Rom - Unter der Führung Italiens haben sich laut Nachrichtenportal "Interia Fakty" fünf Mittelmeerländer zusammengeschlossen. Sie fordern eine Umsiedlung der Flüchtlinge - und zwar in andere EU-Länder. Und das möglichst schnell.

Wird die Migrationsroute nach Italien möglicherweise geschlossen? (Symbolbild)
Wird die Migrationsroute nach Italien möglicherweise geschlossen? (Symbolbild)  © Gerardo Vieyra/dpa

Die Regierungen von Italien, Spanien, Griechenland, Zypern und Malta haben ein gemeinsames Dokument unterzeichnet. Darin fordern sie die "solidarische Umsiedlung von Migranten in andere Länder der EU", berichtet "Interia".

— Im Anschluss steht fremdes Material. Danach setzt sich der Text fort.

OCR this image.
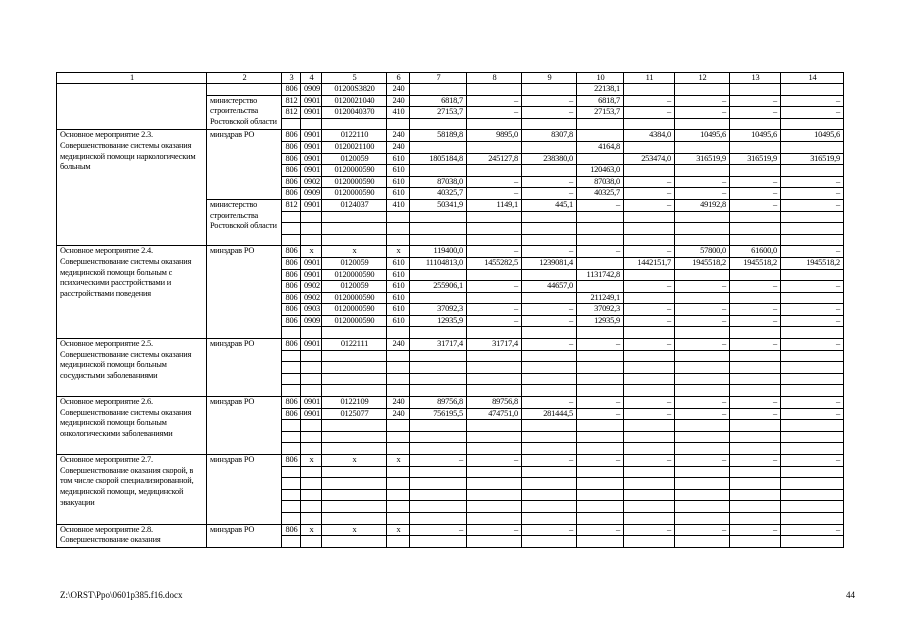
1	2	3	4	5	6	7	8	9	10	11	12	13	14
		806	0909	01200S3820	240				22138,1				
	министерство строительства Ростовской области	812	0901	0120021040	240	6818,7	–	–	6818,7	–	–	–	–
		812	0901	0120040370	410	27153,7	–	–	27153,7	–	–	–	–

Основное мероприятие 2.3. Совершенствование системы оказания медицинской помощи наркологическим больным	минздрав РО	806	0901	0122110	240	58189,8	9895,0	8307,8		4384,0	10495,6	10495,6	10495,6
		806	0901	0120021100	240				4164,8				
		806	0901	0120059	610	1805184,8	245127,8	238380,0		253474,0	316519,9	316519,9	316519,9
		806	0901	0120000590	610				120463,0				
		806	0902	0120000590	610	87038,0	–	–	87038,0	–	–	–	–
		806	0909	0120000590	610	40325,7	–	–	40325,7	–	–	–	–
	министерство строительства Ростовской области	812	0901	0124037	410	50341,9	1149,1	445,1	–	–	49192,8	–	–

Основное мероприятие 2.4. Совершенствование системы оказания медицинской помощи больным с психическими расстройствами и расстройствами поведения	минздрав РО	806	х	х	х	119400,0	–	–	–	–	57800,0	61600,0	–
		806	0901	0120059	610	11104813,0	1455282,5	1239081,4		1442151,7	1945518,2	1945518,2	1945518,2
		806	0901	0120000590	610				1131742,8				
		806	0902	0120059	610	255906,1	–	44657,0		–	–	–	–
		806	0902	0120000590	610				211249,1				
		806	0903	0120000590	610	37092,3	–	–	37092,3	–	–	–	–
		806	0909	0120000590	610	12935,9	–	–	12935,9	–	–	–	–

Основное мероприятие 2.5. Совершенствование системы оказания медицинской помощи больным сосудистыми заболеваниями	минздрав РО	806	0901	0122111	240	31717,4	31717,4	–	–	–	–	–	–

Основное мероприятие 2.6. Совершенствование системы оказания медицинской помощи больным онкологическими заболеваниями	минздрав РО	806	0901	0122109	240	89756,8	89756,8	–	–	–	–	–	–
		806	0901	0125077	240	756195,5	474751,0	281444,5	–	–	–	–	–

Основное мероприятие 2.7. Совершенствование оказания скорой, в том числе скорой специализированной, медицинской помощи, медицинской эвакуации	минздрав РО	806	х	х	х	–	–	–	–	–	–	–	–

Основное мероприятие 2.8. Совершенствование оказания	минздрав РО	806	х	х	х	–	–	–	–	–	–	–	–

Z:\ORST\Ppo\0601p385.f16.docx	44
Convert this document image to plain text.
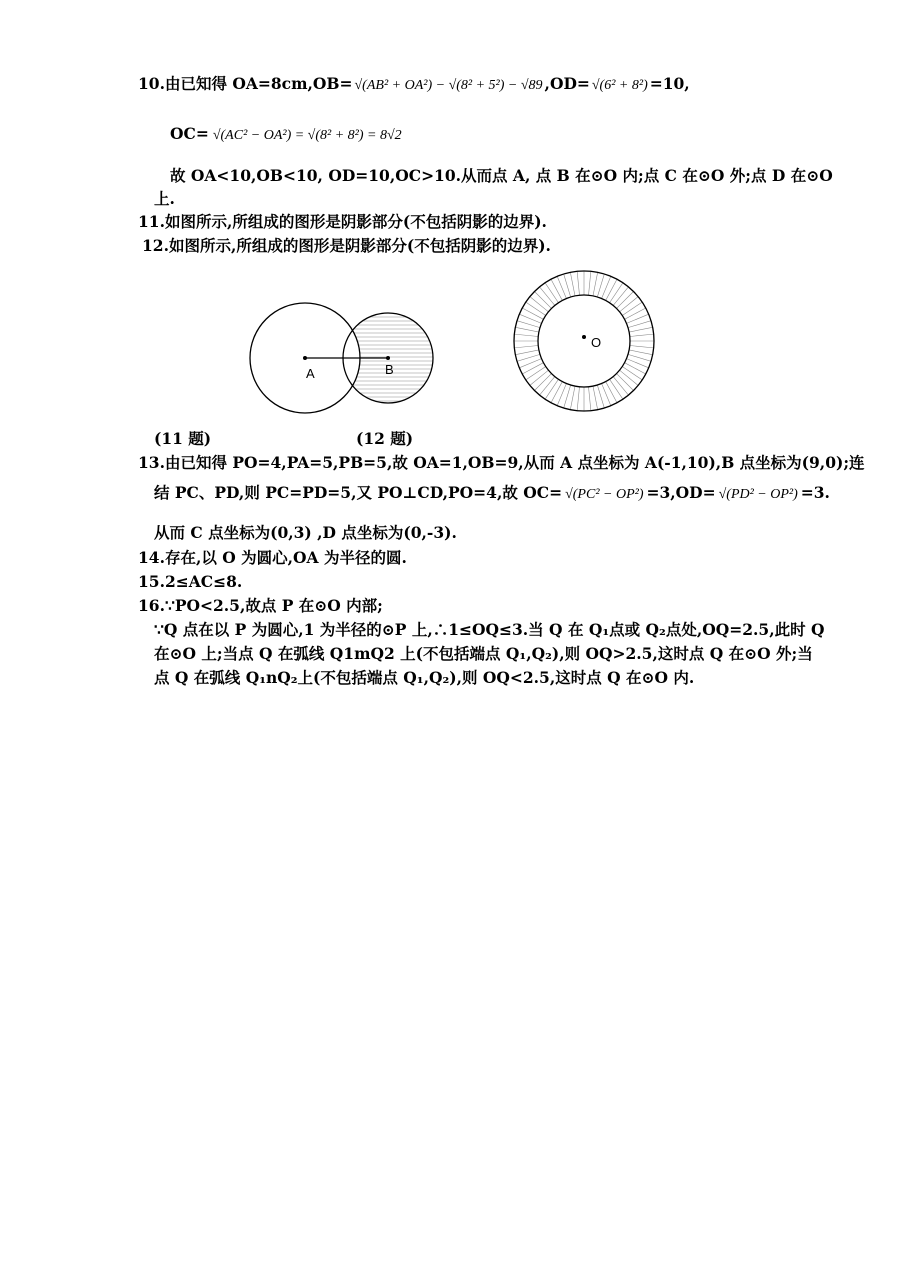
10.由已知得 OA=8cm,OB= √(AB² + OA²) − √(8² + 5²) − √89 ,OD= √(6² + 8²) =10,
OC= √(AC² − OA²) = √(8² + 8²) = 8√2
故 OA<10,OB<10, OD=10,OC>10.从而点 A, 点 B 在⊙O 内;点 C 在⊙O 外;点 D 在⊙O
上.
11.如图所示,所组成的图形是阴影部分(不包括阴影的边界).
12.如图所示,所组成的图形是阴影部分(不包括阴影的边界).
A	B
O
(11 题)	(12 题)
13.由已知得 PO=4,PA=5,PB=5,故 OA=1,OB=9,从而 A 点坐标为 A(-1,10),B 点坐标为(9,0);连
结 PC、PD,则 PC=PD=5,又 PO⊥CD,PO=4,故 OC= √(PC² − OP²) =3,OD= √(PD² − OP²) =3.
从而 C 点坐标为(0,3) ,D 点坐标为(0,-3).
14.存在,以 O 为圆心,OA 为半径的圆.
15.2≤AC≤8.
16.∵PO<2.5,故点 P 在⊙O 内部;
∵Q 点在以 P 为圆心,1 为半径的⊙P 上,∴1≤OQ≤3.当 Q 在 Q₁点或 Q₂点处,OQ=2.5,此时 Q
在⊙O 上;当点 Q 在弧线 Q1mQ2 上(不包括端点 Q₁,Q₂),则 OQ>2.5,这时点 Q 在⊙O 外;当
点 Q 在弧线 Q₁nQ₂上(不包括端点 Q₁,Q₂),则 OQ<2.5,这时点 Q 在⊙O 内.
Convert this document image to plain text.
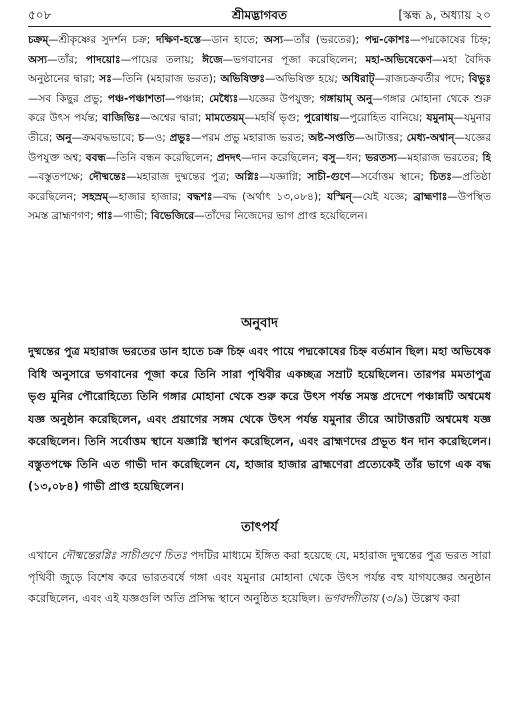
৫০৮	শ্রীমদ্ভাগবত	[স্কন্ধ ৯, অধ্যায় ২০
চক্রম্—শ্রীকৃষ্ণের সুদর্শন চক্র; দক্ষিণ-হস্তে—ডান হাতে; অস্য—তাঁর (ভরতের); পদ্ম-কোশঃ—পদ্মকোষের চিহ্ন; অস্য—তাঁর; পাদয়োঃ—পায়ের তলায়; ঈজে—ভগবানের পূজা করেছিলেন; মহা-অভিষেকেণ—মহা বৈদিক অনুষ্ঠানের দ্বারা; সঃ—তিনি (মহারাজ ভরত); অভিষিক্তঃ—অভিষিক্ত হয়ে; অধিরাট্—রাজচক্রবর্তীর পদে; বিভুঃ—সব কিছুর প্রভু; পঞ্চ-পঞ্চাশতা—পঞ্চান্ন; মেধ্যৈঃ—যজ্ঞের উপযুক্ত; গঙ্গায়াম্ অনু—গঙ্গার মোহানা থেকে শুরু করে উৎস পর্যন্ত; বাজিভিঃ—অশ্বের দ্বারা; মামতেয়ম্—মহর্ষি ভৃগু; পুরোধায়—পুরোহিত বানিয়ে; যমুনাম্—যমুনার তীরে; অনু—ক্রমবদ্ধভাবে; চ—ও; প্রভুঃ—পরম প্রভু মহারাজ ভরত; অষ্ট-সপ্ততি—আটাত্তর; মেধ্য-অশ্বান্—যজ্ঞের উপযুক্ত অশ্ব; ববন্ধ—তিনি বন্ধন করেছিলেন; প্রদদৎ—দান করেছিলেন; বসু—ধন; ভরতস্য—মহারাজ ভরতের; হি—বস্তুতপক্ষে; দৌষ্মন্তেঃ—মহারাজ দুষ্মন্তের পুত্র; অগ্নিঃ—যজ্ঞাগ্নি; সাচী-গুণে—সর্বোত্তম স্থানে; চিতঃ—প্রতিষ্ঠা করেছিলেন; সহস্রম্—হাজার হাজার; বদ্ধশঃ—বদ্ধ (অর্থাৎ ১৩,০৮৪); যস্মিন্—যেই যজ্ঞে; ব্রাহ্মণাঃ—উপস্থিত সমস্ত ব্রাহ্মণগণ; গাঃ—গাভী; বিভেজিরে—তাঁদের নিজেদের ভাগ প্রাপ্ত হয়েছিলেন।
অনুবাদ
দুষ্মন্তের পুত্র মহারাজ ভরতের ডান হাতে চক্র চিহ্ন এবং পায়ে পদ্মকোষের চিহ্ন বর্তমান ছিল। মহা অভিষেক বিধি অনুসারে ভগবানের পূজা করে তিনি সারা পৃথিবীর একচ্ছত্র সম্রাট হয়েছিলেন। তারপর মমতাপুত্র ভৃগু মুনির পৌরোহিত্যে তিনি গঙ্গার মোহানা থেকে শুরু করে উৎস পর্যন্ত সমস্ত প্রদেশে পঞ্চান্নটি অশ্বমেধ যজ্ঞ অনুষ্ঠান করেছিলেন, এবং প্রয়াগের সঙ্গম থেকে উৎস পর্যন্ত যমুনার তীরে আটাত্তরটি অশ্বমেধ যজ্ঞ করেছিলেন। তিনি সর্বোত্তম স্থানে যজ্ঞাগ্নি স্থাপন করেছিলেন, এবং ব্রাহ্মণদের প্রভূত ধন দান করেছিলেন। বস্তুতপক্ষে তিনি এত গাভী দান করেছিলেন যে, হাজার হাজার ব্রাহ্মণেরা প্রত্যেকেই তাঁর ভাগে এক বদ্ধ (১৩,০৮৪) গাভী প্রাপ্ত হয়েছিলেন।
তাৎপর্য
এখানে দৌষ্মন্তেরগ্নিঃ সাচীগুণে চিতঃ পদটির মাধ্যমে ইঙ্গিত করা হয়েছে যে, মহারাজ দুষ্মন্তের পুত্র ভরত সারা পৃথিবী জুড়ে বিশেষ করে ভারতবর্ষে গঙ্গা এবং যমুনার মোহানা থেকে উৎস পর্যন্ত বহু যাগযজ্ঞের অনুষ্ঠান করেছিলেন, এবং এই যজ্ঞগুলি অতি প্রসিদ্ধ স্থানে অনুষ্ঠিত হয়েছিল। ভগবদ্গীতায় (৩/৯) উল্লেখ করা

Die fünf EU-Partner weisen auch darauf hin, dass so genannte Wirtschaftsflüchtlinge "das größte Problem" seien und in ihren Ländern "die Mehrheit der Ankommenden ausmachen", heißt es bei "Interia". Und: Kein anderes EU-Land wolle sich um eben jene Wirtschaftsmigranten kümmern.

Das Dokument wurde bereits an die EU-Kommission geschickt. Es soll beim EU-Gipfel in Brüssel im Juni Thema sein.

Italienische Kommentatoren wiesen in diesem Zusammenhang darauf hin, dass der "Erfolg populistischer Gruppen bei den Wahlen in Italien teilweise auf die falsche Brüsseler Migrationspolitik zurückzuführen ist" (Interia).